Salient to Investors:

JPMorgan Chase said REITs may have needed to sell about $30 billion of government-backed mortgage securities in just one week last month to maintain the amount of borrowing relative to their net worth.

Bryan Whalen at TCW said REITs have been one of, if not the biggest contributors to the underperformance and volatility in mortgage bonds.

Ken Hackel at CRT Capital Group said the industry relies on leverage, and REITs’ sales of mortgage bonds to meet margin calls and maintain leverage have absolutely been a factor in the slump in mortgage-bond prices.

Mahesh Swaminathan et al at Credit Suisse said higher interest rates could trigger further REIT sales, creating a key risk to their recommendation that mortgage bonds would outperform.

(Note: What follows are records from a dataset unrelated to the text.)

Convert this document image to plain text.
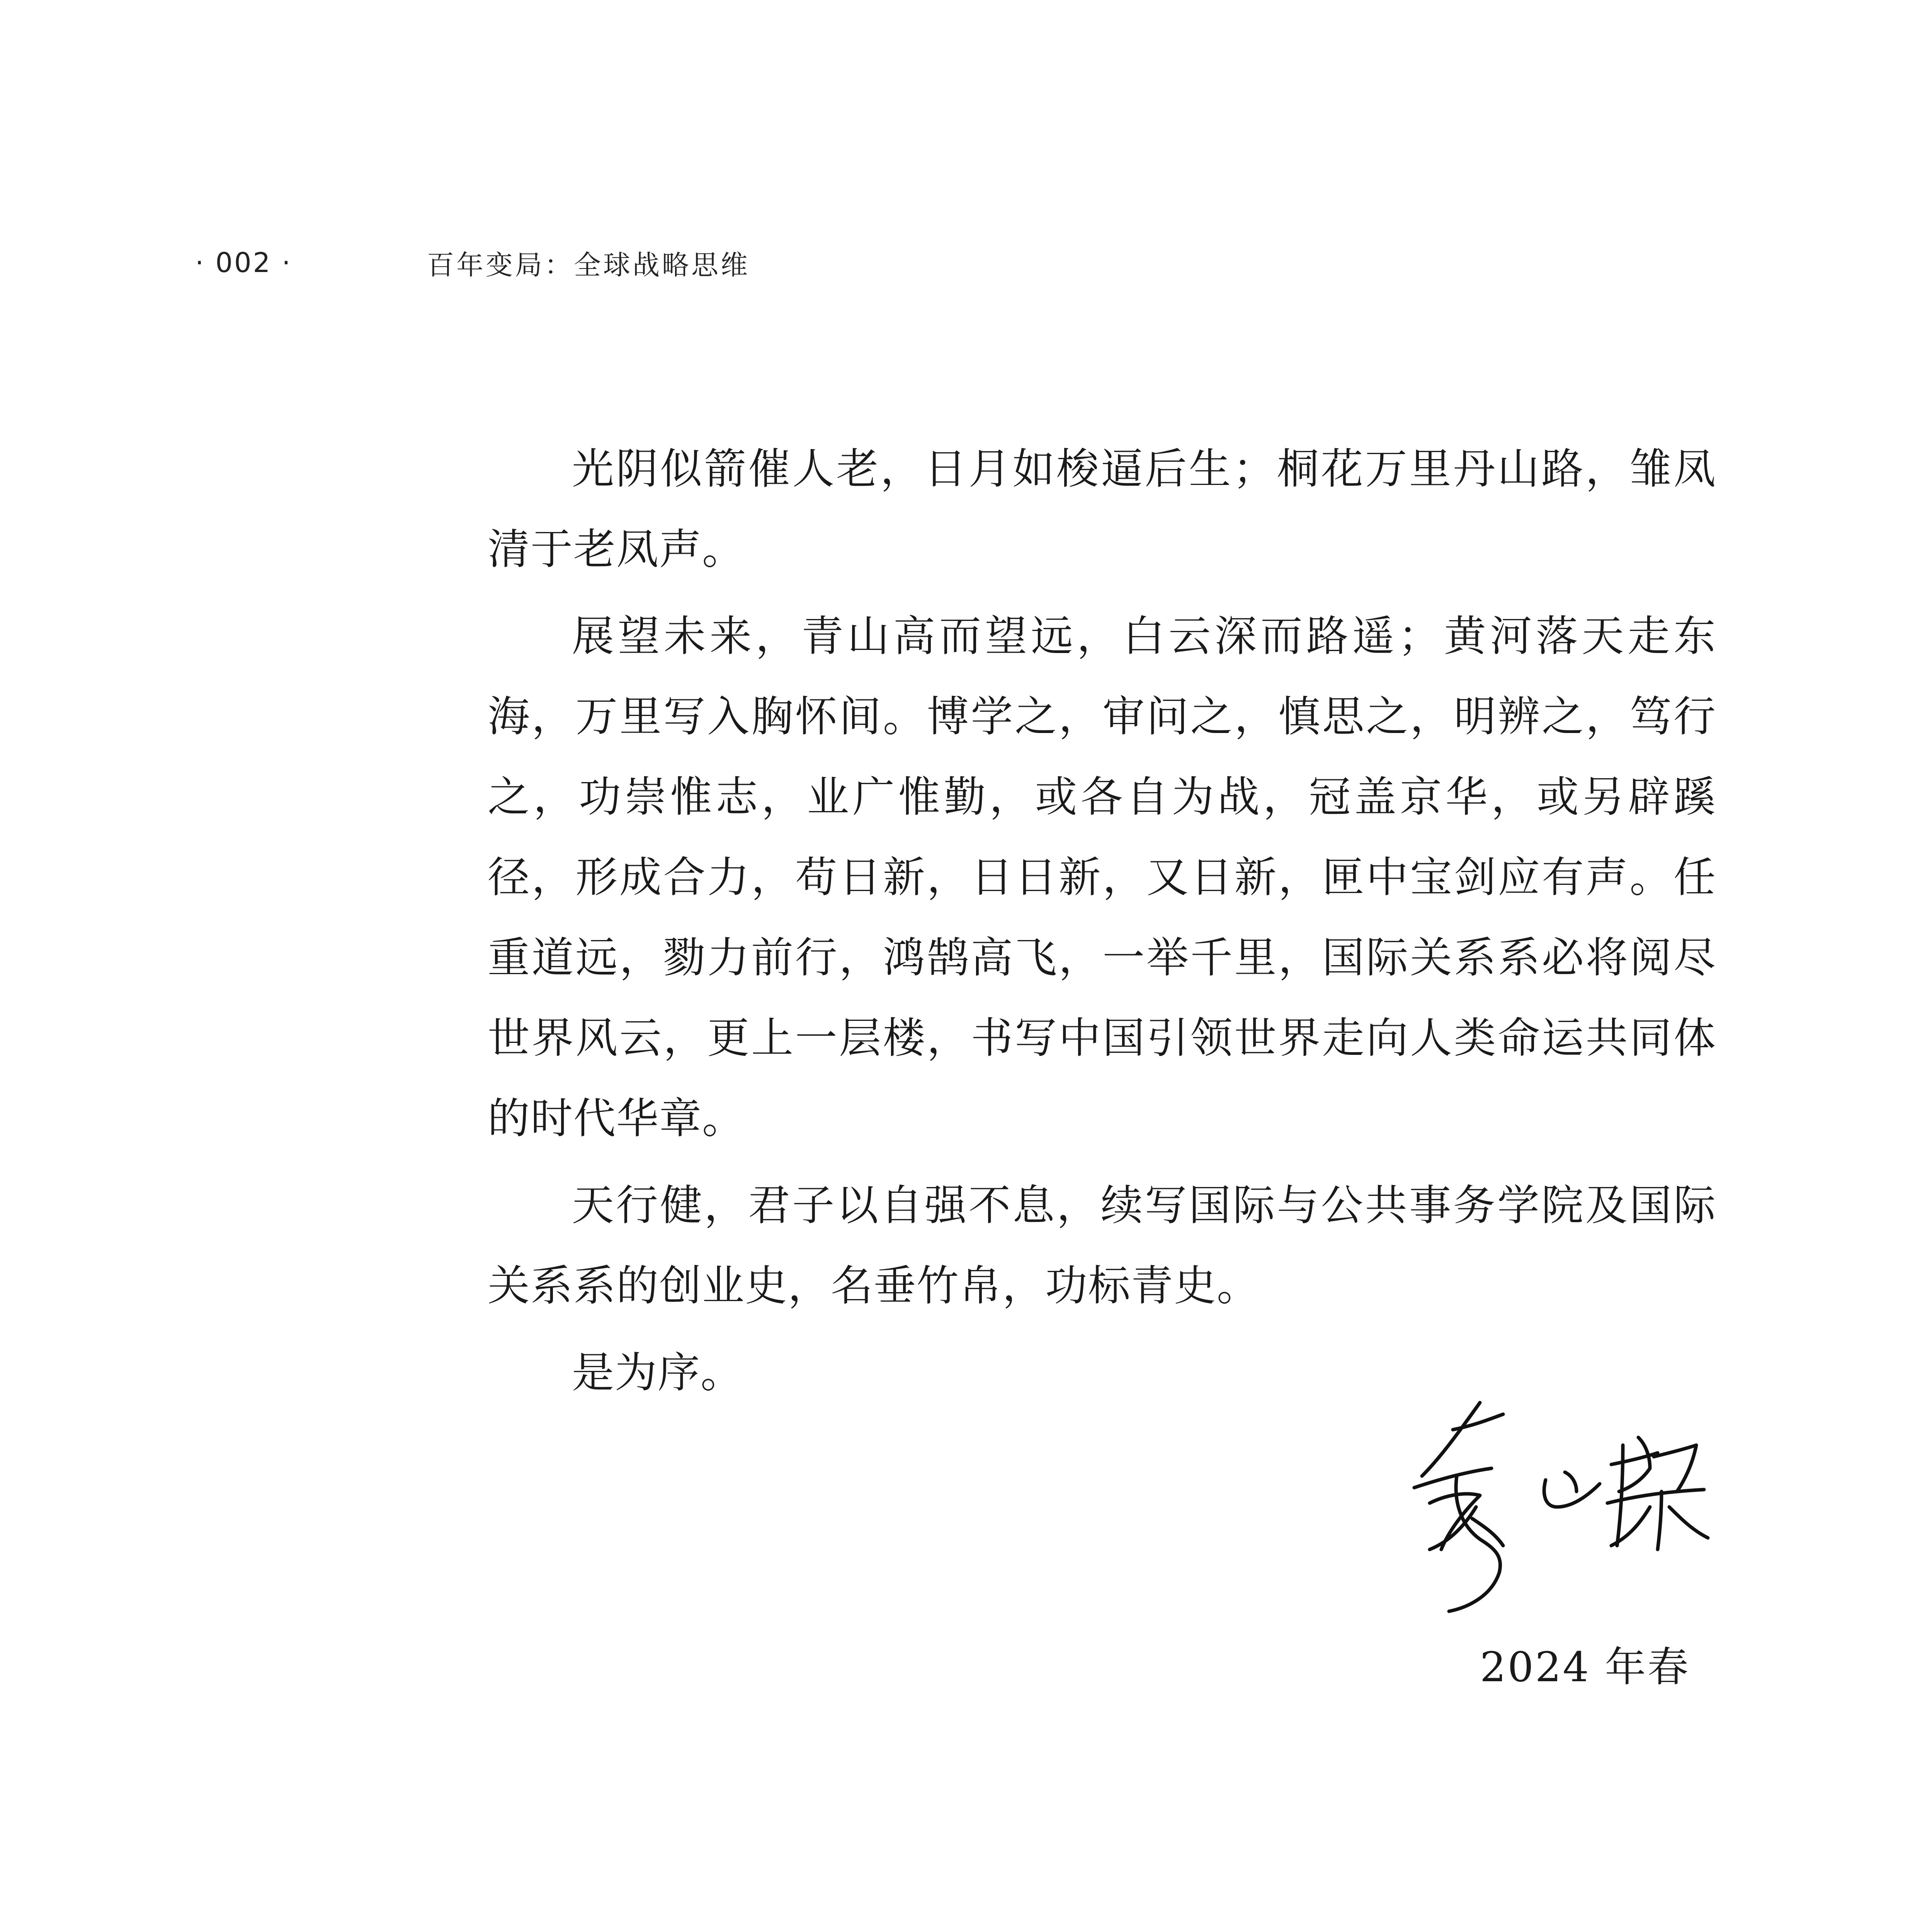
· 002 ·	百年变局：全球战略思维

光阴似箭催人老，日月如梭逼后生；桐花万里丹山路，雏凤清于老凤声。

展望未来，青山高而望远，白云深而路遥；黄河落天走东海，万里写入胸怀间。博学之，审问之，慎思之，明辨之，笃行之，功崇惟志，业广惟勤，或各自为战，冠盖京华，或另辟蹊径，形成合力，苟日新，日日新，又日新，匣中宝剑应有声。任重道远，勠力前行，鸿鹄高飞，一举千里，国际关系系必将阅尽世界风云，更上一层楼，书写中国引领世界走向人类命运共同体的时代华章。

天行健，君子以自强不息，续写国际与公共事务学院及国际关系系的创业史，名垂竹帛，功标青史。

是为序。

2024 年春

Scott Minerd at Guggenheim Partners said REITs and other investors that use leverage helped push up bond yields as they sold debt or added bearish bets on Treasuries as hedges, and rising rates will reduce housing affordability, and housing is the primary locomotive of US economic growth.

Steven Delaney at JMP Securities said investors have been overcompensating in selling REIT stocks while preparing for bond prices to fall further, increasing the discounts to book values at which REIT shares trade – on July 5 companies that invest in only government-backed bonds were trading at 88 percent of current book on average.

Daniel Altscher at FBR Capital Markets said mortgage REITs got undeservedly whacked and look attractive as a short-term trade.

Merrill Ross at Wunderlich Securities said she doesn’t see relative value in REIT stocks for the first time in 5 years due to the heightened risk that the only way to raise liquidity might be to disgorge bonds at fire-sale prices.